We searched PubMed up to June 2025 without language or date restrictions to identify studies evaluating outbreak detection methods (ODMs) for syndromic surveillance (using the terms (“early warning system” OR “syndromic surveillance” OR “outbreak detection“) AND (“infectious disease*” OR “communicable disease*“) AND (“timeliness” OR “sensitivity” OR “specificity” OR “predictive value“)) and studies combining multiple ODMs (using (“outbreak detection model*” OR “aberration detection“) AND (“ensemble” OR “stacking” OR “meta-classifier” OR “model combination“) AND surveillance). Of 458 records screened, 45 were relevant. Most studies (32) compared individual ODMs using simulated outbreaks over synthetic surveillance baselines, reporting sensitivity (approximately 48–99%), specificity, false-alarm rate, and timeliness (hours to a few days). Although ensemble methods are widely used in biomedical machine learning, their application to outbreak detection has been limited. Existing infectious disease applications primarily combine forecasting models or construct reference labels to evaluate early warning systems, rather than integrating first-stage ODM outputs through supervised learning. Only five studies combined multiple ODMs for a single detection decision, and all relied on simple aggregation rules or expert review rather than learned meta-classifiers. The remaining studies (8) are narrative reviews or do not include quantitative data. They particularly point out the absence of standardised evaluation frameworks for syndromic surveillance systems and the need for methods that reflect the heterogeneity of local surveillance contexts and data constraints.

Added value of this study

To our knowledge, this is the first study to evaluate a two-stage stacking ensemble in which warnings from multiple independent ODMs serve as input features for supervised meta-classifiers to detect ILI surges using real-world, city-level primary health care data. Unlike prior combination approaches, our framework learns how to weight and integrate first-stage ODM outputs, reports standard surveillance performance metrics, and reflects a representative balance of modelling techniques adaptable to different data constraints and local contexts. We also evaluate the approach using simulated outbreaks superimposed on real municipal surveillance time series, bridging the gap between synthetic benchmarking and operational surveillance.

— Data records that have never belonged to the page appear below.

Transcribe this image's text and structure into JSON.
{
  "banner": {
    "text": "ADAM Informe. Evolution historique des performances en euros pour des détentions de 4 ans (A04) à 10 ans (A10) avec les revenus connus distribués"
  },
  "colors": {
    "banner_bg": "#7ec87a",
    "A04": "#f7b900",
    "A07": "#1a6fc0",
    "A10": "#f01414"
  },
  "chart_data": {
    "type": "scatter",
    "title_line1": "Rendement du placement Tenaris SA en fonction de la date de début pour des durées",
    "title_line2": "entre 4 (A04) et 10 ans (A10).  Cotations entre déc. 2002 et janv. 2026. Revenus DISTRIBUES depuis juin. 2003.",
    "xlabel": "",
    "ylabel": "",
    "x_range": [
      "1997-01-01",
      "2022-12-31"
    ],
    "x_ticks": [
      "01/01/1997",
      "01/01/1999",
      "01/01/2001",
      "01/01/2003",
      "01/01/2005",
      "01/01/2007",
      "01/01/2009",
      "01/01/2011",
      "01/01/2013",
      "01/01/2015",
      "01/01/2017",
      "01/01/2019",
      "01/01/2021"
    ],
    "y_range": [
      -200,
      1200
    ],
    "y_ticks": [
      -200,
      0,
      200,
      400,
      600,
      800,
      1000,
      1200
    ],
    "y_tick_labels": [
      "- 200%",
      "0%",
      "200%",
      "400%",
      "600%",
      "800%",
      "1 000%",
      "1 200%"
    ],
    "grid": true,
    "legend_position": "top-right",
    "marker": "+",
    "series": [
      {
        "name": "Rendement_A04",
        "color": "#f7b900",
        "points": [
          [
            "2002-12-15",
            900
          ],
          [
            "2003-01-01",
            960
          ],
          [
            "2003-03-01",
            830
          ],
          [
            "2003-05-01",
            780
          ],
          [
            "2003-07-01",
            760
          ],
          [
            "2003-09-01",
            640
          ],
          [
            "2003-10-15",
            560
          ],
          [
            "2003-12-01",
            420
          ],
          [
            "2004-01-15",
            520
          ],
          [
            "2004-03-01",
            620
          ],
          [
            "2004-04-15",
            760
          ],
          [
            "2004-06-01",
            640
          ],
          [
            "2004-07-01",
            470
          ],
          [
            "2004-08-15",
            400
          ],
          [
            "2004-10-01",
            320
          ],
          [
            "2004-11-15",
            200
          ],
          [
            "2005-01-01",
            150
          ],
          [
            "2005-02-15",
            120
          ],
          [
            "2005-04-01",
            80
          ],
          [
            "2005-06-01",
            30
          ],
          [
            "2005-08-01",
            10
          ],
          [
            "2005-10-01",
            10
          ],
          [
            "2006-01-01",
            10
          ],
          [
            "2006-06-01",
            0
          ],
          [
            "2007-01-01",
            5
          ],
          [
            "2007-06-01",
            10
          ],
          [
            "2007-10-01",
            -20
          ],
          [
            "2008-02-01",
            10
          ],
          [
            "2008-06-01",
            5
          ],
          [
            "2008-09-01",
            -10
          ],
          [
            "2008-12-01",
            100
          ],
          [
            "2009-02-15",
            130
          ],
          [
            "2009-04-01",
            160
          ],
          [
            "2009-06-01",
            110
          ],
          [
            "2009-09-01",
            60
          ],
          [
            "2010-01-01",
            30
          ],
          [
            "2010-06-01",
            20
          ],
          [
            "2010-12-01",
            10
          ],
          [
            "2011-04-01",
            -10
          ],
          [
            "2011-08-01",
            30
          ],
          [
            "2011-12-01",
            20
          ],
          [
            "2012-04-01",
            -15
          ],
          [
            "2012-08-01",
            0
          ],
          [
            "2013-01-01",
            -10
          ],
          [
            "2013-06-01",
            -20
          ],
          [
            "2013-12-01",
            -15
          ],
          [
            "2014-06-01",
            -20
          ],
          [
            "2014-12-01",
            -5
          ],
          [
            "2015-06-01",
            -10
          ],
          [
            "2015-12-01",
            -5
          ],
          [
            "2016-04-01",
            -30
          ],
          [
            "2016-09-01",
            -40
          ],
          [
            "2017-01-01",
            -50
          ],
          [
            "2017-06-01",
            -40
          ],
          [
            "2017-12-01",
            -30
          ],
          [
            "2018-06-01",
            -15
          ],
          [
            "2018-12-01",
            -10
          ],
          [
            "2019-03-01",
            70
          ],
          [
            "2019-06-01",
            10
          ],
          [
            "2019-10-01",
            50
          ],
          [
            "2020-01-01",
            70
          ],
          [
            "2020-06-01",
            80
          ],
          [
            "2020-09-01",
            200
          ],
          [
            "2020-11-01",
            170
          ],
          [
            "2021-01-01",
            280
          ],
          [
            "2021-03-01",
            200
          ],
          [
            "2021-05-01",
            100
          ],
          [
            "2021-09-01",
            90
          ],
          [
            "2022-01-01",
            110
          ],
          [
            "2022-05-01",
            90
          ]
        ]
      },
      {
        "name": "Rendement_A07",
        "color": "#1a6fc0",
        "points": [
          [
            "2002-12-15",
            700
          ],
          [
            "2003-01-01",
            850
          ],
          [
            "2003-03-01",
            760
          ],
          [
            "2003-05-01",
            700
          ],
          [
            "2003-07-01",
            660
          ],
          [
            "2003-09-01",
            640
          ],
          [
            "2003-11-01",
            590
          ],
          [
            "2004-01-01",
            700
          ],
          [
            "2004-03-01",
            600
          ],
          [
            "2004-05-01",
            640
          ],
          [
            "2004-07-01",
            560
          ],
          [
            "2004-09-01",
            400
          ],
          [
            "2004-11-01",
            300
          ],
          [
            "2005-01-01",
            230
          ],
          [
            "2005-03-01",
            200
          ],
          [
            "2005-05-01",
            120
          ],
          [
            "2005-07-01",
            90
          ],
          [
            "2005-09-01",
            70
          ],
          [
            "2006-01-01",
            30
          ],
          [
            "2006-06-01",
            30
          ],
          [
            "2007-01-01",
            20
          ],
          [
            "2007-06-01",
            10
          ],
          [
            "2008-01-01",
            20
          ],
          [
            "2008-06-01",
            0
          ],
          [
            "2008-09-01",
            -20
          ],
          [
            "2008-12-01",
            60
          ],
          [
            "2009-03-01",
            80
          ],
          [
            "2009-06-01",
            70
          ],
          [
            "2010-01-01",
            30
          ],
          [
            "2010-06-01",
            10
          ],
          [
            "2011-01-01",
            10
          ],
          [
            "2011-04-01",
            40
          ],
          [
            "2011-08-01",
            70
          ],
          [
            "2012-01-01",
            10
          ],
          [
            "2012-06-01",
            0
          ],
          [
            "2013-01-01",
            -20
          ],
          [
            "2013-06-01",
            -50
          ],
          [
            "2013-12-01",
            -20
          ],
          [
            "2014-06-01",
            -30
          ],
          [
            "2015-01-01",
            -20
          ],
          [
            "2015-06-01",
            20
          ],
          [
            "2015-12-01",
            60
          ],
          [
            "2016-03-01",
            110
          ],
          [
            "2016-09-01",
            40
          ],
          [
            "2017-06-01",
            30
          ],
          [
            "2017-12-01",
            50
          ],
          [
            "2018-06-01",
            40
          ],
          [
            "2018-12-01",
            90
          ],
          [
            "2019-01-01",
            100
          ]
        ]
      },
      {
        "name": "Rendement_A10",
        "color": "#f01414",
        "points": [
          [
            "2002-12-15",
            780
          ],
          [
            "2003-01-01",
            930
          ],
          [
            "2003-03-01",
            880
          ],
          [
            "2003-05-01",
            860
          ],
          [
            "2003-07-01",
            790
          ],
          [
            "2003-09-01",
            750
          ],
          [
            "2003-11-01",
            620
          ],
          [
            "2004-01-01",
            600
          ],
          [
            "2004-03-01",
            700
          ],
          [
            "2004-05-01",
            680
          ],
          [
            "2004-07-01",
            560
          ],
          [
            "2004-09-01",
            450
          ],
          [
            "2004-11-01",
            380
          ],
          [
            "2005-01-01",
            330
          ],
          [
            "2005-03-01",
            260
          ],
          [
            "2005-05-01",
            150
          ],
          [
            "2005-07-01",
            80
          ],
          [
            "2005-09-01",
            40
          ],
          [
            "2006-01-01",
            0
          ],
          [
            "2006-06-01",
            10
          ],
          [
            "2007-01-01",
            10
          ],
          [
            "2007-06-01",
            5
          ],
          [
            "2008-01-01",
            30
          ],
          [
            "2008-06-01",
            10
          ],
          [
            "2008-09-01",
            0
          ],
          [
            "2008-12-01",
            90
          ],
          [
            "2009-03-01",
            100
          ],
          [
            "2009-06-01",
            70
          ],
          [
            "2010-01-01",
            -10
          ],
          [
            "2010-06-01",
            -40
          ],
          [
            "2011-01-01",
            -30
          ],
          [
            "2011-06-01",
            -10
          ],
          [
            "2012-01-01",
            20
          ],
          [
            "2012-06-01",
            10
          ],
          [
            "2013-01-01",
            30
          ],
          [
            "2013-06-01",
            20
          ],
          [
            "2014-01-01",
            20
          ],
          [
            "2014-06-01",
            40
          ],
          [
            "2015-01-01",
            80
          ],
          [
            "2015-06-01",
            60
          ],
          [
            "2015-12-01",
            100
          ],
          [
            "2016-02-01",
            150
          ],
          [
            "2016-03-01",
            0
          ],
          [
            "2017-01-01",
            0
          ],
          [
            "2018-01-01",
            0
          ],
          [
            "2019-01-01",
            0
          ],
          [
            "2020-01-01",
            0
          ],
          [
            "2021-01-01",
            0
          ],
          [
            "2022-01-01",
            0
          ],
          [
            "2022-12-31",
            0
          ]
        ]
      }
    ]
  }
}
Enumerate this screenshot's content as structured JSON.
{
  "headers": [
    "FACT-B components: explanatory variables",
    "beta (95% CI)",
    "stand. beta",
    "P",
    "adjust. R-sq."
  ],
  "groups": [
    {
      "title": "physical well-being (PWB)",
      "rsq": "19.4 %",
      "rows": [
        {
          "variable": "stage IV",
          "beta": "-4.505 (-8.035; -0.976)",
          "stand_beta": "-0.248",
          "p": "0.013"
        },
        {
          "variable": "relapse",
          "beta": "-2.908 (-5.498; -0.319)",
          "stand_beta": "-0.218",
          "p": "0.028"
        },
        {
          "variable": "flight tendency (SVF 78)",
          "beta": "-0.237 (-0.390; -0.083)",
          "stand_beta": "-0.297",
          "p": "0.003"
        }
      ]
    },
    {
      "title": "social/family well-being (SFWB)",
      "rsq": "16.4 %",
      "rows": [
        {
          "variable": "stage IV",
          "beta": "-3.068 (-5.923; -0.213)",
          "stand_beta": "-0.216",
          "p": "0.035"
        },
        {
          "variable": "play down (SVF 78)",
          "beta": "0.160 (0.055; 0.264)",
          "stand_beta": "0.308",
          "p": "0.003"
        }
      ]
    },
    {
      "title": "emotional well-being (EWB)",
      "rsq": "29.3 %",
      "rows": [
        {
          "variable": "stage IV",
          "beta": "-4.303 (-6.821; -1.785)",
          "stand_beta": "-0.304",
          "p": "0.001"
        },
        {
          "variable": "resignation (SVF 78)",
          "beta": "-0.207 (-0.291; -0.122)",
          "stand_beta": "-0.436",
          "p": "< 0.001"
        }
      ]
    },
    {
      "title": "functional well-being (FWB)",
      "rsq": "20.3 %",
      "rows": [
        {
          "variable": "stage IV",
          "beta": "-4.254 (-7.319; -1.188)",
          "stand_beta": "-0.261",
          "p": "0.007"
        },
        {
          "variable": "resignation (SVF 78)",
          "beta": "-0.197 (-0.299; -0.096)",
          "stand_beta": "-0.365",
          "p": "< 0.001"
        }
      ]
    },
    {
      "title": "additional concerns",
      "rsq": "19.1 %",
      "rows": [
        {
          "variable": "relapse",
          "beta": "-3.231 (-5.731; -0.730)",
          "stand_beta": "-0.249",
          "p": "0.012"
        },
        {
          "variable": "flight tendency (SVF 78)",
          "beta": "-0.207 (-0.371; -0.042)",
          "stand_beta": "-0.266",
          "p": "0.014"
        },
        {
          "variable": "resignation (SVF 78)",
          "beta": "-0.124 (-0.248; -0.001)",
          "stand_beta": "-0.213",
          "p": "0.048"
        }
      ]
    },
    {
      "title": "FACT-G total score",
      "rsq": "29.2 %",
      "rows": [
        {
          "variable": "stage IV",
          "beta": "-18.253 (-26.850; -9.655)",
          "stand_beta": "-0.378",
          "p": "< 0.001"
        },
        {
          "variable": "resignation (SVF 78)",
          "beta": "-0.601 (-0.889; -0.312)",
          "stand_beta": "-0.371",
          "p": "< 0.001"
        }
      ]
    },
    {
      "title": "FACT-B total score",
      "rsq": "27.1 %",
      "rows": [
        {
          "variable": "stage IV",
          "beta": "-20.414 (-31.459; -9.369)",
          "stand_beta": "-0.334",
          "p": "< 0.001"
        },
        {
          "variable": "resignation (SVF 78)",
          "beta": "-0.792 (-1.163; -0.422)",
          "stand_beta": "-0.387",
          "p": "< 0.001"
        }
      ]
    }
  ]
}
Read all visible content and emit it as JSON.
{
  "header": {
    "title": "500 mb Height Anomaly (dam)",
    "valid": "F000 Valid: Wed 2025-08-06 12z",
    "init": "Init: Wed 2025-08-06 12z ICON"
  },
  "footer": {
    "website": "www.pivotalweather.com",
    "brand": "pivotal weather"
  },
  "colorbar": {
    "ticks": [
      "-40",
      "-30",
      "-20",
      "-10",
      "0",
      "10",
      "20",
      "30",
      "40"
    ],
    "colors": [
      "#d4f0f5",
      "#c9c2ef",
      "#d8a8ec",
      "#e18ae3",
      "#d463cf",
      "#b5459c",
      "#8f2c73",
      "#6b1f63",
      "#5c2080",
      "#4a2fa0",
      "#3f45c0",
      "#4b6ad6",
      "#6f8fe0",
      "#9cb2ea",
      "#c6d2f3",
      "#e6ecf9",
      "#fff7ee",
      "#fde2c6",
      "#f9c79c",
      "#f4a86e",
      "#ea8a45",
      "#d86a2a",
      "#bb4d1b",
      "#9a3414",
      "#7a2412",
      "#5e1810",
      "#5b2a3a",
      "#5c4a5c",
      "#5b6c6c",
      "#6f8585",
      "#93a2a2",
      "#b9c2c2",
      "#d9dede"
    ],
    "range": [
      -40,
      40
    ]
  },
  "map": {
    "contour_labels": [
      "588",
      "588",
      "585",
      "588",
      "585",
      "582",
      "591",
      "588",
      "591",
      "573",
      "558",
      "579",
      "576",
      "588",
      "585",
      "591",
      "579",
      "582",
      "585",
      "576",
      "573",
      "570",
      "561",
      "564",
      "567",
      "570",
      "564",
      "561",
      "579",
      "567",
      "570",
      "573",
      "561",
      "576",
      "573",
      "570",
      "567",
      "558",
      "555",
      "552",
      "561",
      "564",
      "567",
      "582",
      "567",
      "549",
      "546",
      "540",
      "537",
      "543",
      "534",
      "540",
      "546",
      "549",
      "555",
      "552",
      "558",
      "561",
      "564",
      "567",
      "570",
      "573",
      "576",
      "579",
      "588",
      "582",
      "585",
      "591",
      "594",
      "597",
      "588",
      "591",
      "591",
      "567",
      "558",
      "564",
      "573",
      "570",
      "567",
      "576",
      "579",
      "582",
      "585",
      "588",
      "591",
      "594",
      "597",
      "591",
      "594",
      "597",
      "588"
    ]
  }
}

Implications of all the available evidence

Current syndromic surveillance systems based on individual ODMs or simple combination rules often show moderate performances. Our findings suggest that a stacking ensemble framework can meaningfully improve both timeliness and predictive performance of outbreak detection without requiring additional surveillance infrastructure. This offers local health authorities a low-cost methodological upgrade to existing syndromic surveillance pipelines and supports the integration of diverse modelling approaches within routine public health practice.